The pandemic led Rowlands to temporarily halt a proposal to reduce opening hours across three quarters of its branches in England to save money. When COVID-19 hit, “I immediately took the decision not to do that”, he says.
“It would have been…the wrong message for us to say: ‘If you want us, we’re going to close our doors.’” However, this month Rowlands announced that it will steam ahead with the plans to reduce opening hours in the new year. The multiple said it needs to “align our opening hours to reflect what the NHS has asked contractually [for] us to provide and is prepared to fund”.
Advance funding challenge
A pressing challenge at the moment is not knowing whether community pharmacy will be required to repay the £370 million in “advance funding”, which was released this year to help the sector cope with the additional demands imposed by the pandemic, Mr Bather says. Industry bodies have argued that this amount should be converted into additional funding.
To date, the government has not indicated this could happen. “Ultimately, there is this assumption that we will have to pay it back, so it really is a long-term loan and that makes it really challenging for us,” Mr Bather says. The uncertainty surrounding the funding means the sector “can’t really invest it”, in case it does have to repay it, which “makes it really challenging for us”.
First point of contact
Like others, Mr Bather emphasises that one of the things the pandemic has demonstrated – particularly during lockdown – is the extent to which pharmacy is often the initial primary care contact for patients.
“With GPs closing their doors, for the right reasons, and with A&E being pretty much closed – again for the right reasons – we were the [first] point of contact,” he says.
However, trying to maintain this position under the current funding model would be “incredibly difficult for contractors because the model is not set up to do that, not at the moment”, he adds.
“If we are going to be the first point of contact…you have to make sure the funding model mirrors expectation.” He believes the government is “trying to do the right thing” but is “really struggling to get the model right for sustainable pharmacy growth”.

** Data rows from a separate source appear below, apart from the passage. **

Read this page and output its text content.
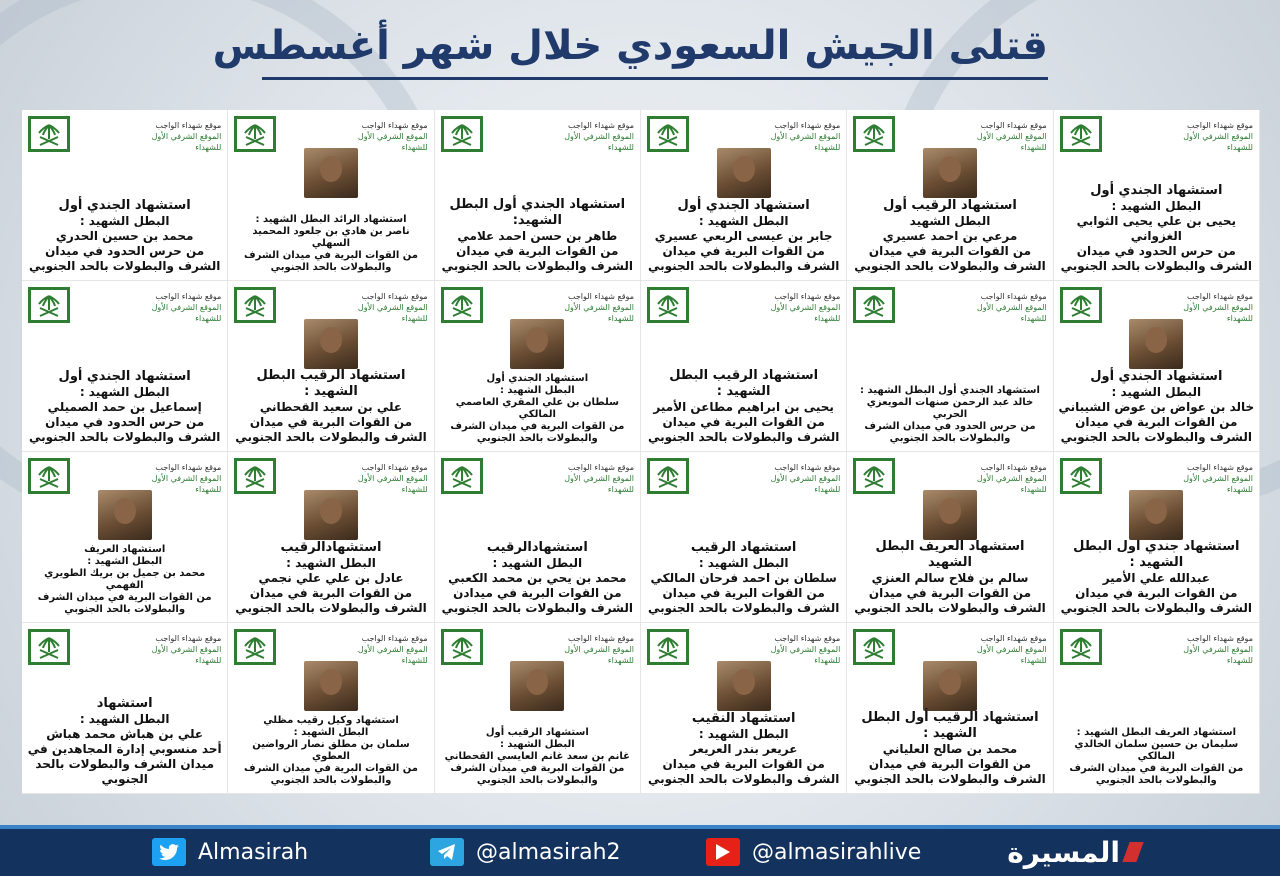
قتلى الجيش السعودي خلال شهر أغسطس
موقع شهداء الواجب
الموقع الشرفي الأول للشهداء
استشهاد الجندي أول
البطل الشهيد :
يحيى بن علي يحيى الثوابي الغزواني
من حرس الحدود في ميدان الشرف والبطولات بالحد الجنوبي
موقع شهداء الواجب
الموقع الشرفي الأول للشهداء
استشهاد الرقيب أول
البطل الشهيد
مرعي بن احمد عسيري
من القوات البرية في ميدان الشرف والبطولات بالحد الجنوبي
موقع شهداء الواجب
الموقع الشرفي الأول للشهداء
استشهاد الجندي أول
البطل الشهيد :
جابر بن عيسى الربعي عسيري
من القوات البرية في ميدان الشرف والبطولات بالحد الجنوبي
موقع شهداء الواجب
الموقع الشرفي الأول للشهداء
استشهاد الجندي أول البطل الشهيد:
طاهر بن حسن احمد علامي
من القوات البرية في ميدان الشرف والبطولات بالحد الجنوبي
موقع شهداء الواجب
الموقع الشرفي الأول للشهداء
استشهاد الرائد البطل الشهيد :
ناصر بن هادي بن جلعود المحميد السهلي
من القوات البرية في ميدان الشرف والبطولات بالحد الجنوبي
موقع شهداء الواجب
الموقع الشرفي الأول للشهداء
استشهاد الجندي أول
البطل الشهيد :
محمد بن حسين الحدري
من حرس الحدود في ميدان الشرف والبطولات بالحد الجنوبي
موقع شهداء الواجب
الموقع الشرفي الأول للشهداء
استشهاد الجندي أول
البطل الشهيد :
خالد بن عواض بن عوض الشيباني
من القوات البرية في ميدان الشرف والبطولات بالحد الجنوبي
موقع شهداء الواجب
الموقع الشرفي الأول للشهداء
استشهاد الجندي أول البطل الشهيد :
خالد عبد الرحمن صنهات المويعزي الحربي
من حرس الحدود في ميدان الشرف والبطولات بالحد الجنوبي
موقع شهداء الواجب
الموقع الشرفي الأول للشهداء
استشهاد الرقيب البطل الشهيد :
يحيى بن ابراهيم مطاعن الأمير
من القوات البرية في ميدان الشرف والبطولات بالحد الجنوبي
موقع شهداء الواجب
الموقع الشرفي الأول للشهداء
استشهاد الجندي أول
البطل الشهيد :
سلطان بن علي المقري العاصمي المالكي
من القوات البرية في ميدان الشرف والبطولات بالحد الجنوبي
موقع شهداء الواجب
الموقع الشرفي الأول للشهداء
استشهاد الرقيب البطل الشهيد :
علي بن سعيد القحطاني
من القوات البرية في ميدان الشرف والبطولات بالحد الجنوبي
موقع شهداء الواجب
الموقع الشرفي الأول للشهداء
استشهاد الجندي أول
البطل الشهيد :
إسماعيل بن حمد الصميلي
من حرس الحدود في ميدان الشرف والبطولات بالحد الجنوبي
موقع شهداء الواجب
الموقع الشرفي الأول للشهداء
استشهاد جندي اول البطل الشهيد :
عبدالله علي الأمير
من القوات البرية في ميدان الشرف والبطولات بالحد الجنوبي
موقع شهداء الواجب
الموقع الشرفي الأول للشهداء
استشهاد العريف البطل الشهيد
سالم بن فلاح سالم العنزي
من القوات البرية في ميدان الشرف والبطولات بالحد الجنوبي
موقع شهداء الواجب
الموقع الشرفي الأول للشهداء
استشهاد الرقيب
البطل الشهيد :
سلطان بن احمد فرحان المالكي
من القوات البرية في ميدان الشرف والبطولات بالحد الجنوبي
موقع شهداء الواجب
الموقع الشرفي الأول للشهداء
استشهادالرقيب
البطل الشهيد :
محمد بن يحي بن محمد الكعبي
من القوات البرية في ميدادن الشرف والبطولات بالحد الجنوبي
موقع شهداء الواجب
الموقع الشرفي الأول للشهداء
استشهادالرقيب
البطل الشهيد :
عادل بن علي علي نجمي
من القوات البرية في ميدان الشرف والبطولات بالحد الجنوبي
موقع شهداء الواجب
الموقع الشرفي الأول للشهداء
استشهاد العريف
البطل الشهيد :
محمد بن جميل بن بريك الطويري الفهمي
من القوات البرية في ميدان الشرف والبطولات بالحد الجنوبي
موقع شهداء الواجب
الموقع الشرفي الأول للشهداء
استشهاد العريف البطل الشهيد :
سليمان بن حسين سلمان الخالدي المالكي
من القوات البرية في ميدان الشرف والبطولات بالحد الجنوبي
موقع شهداء الواجب
الموقع الشرفي الأول للشهداء
استشهاد الرقيب أول البطل الشهيد :
محمد بن صالح العلياني
من القوات البرية في ميدان الشرف والبطولات بالحد الجنوبي
موقع شهداء الواجب
الموقع الشرفي الأول للشهداء
استشهاد النقيب
البطل الشهيد :
عريعر بندر العريعر
من القوات البرية في ميدان الشرف والبطولات بالحد الجنوبي
موقع شهداء الواجب
الموقع الشرفي الأول للشهداء
استشهاد الرقيب أول
البطل الشهيد :
غانم بن سعد غانم العايسي القحطاني
من القوات البرية في ميدان الشرف والبطولات بالحد الجنوبي
موقع شهداء الواجب
الموقع الشرفي الأول للشهداء
استشهاد وكيل رقيب مظلي
البطل الشهيد :
سلمان بن مطلق نصار الرواضين العطوي
من القوات البرية في ميدان الشرف والبطولات بالحد الجنوبي
موقع شهداء الواجب
الموقع الشرفي الأول للشهداء
استشهاد
البطل الشهيد :
علي بن هباش محمد هباش
أحد منسوبي إدارة المجاهدين في ميدان الشرف والبطولات بالحد الجنوبي
Almasirah	@almasirah2	@almasirahlive	المسيرة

“Relevant to the high street”
Rowlands is attempting to kick-start its own growth by undergoing a brand refresh through updating the logo, staff uniforms and visuals of its branches. The company is on track to complete the redesign of 20 branches by the end of January next year, before rolling out to the other pharmacies.
“You want to make sure that you’re modern and relevant to the high street and we reviewed our look and feel and have gone back to a much cleaner and sharper colour scheme: white, light grey and blue,” Mr Bather says.
While admitting that it has, of course, been a challenging time for the entire sector, Mr Bather says he thinks Rowlands is “in a really strong place”, with “really clear” idea of where it’s going in the next 18 months.
Ultimately, he says, it’s about “looking after your team, looking after our people as a priority, making sure that patients come first” and “making sure that you are relevant, stay relevant and give customers what they want”.
Nevertheless, with last week’s announcement seemingly indicating that redundancies could be looming, with branch closures appearing to be a possibility down the line and a second COVID-19 peak rearing across England, Scotland and Wales there is a tang of uncertainty about the future.
The multiple is doing its best to keep up with the rapid shifts that are ripping across the country, but the impact of “strategic change” on its pharmacy employees remains to be seen.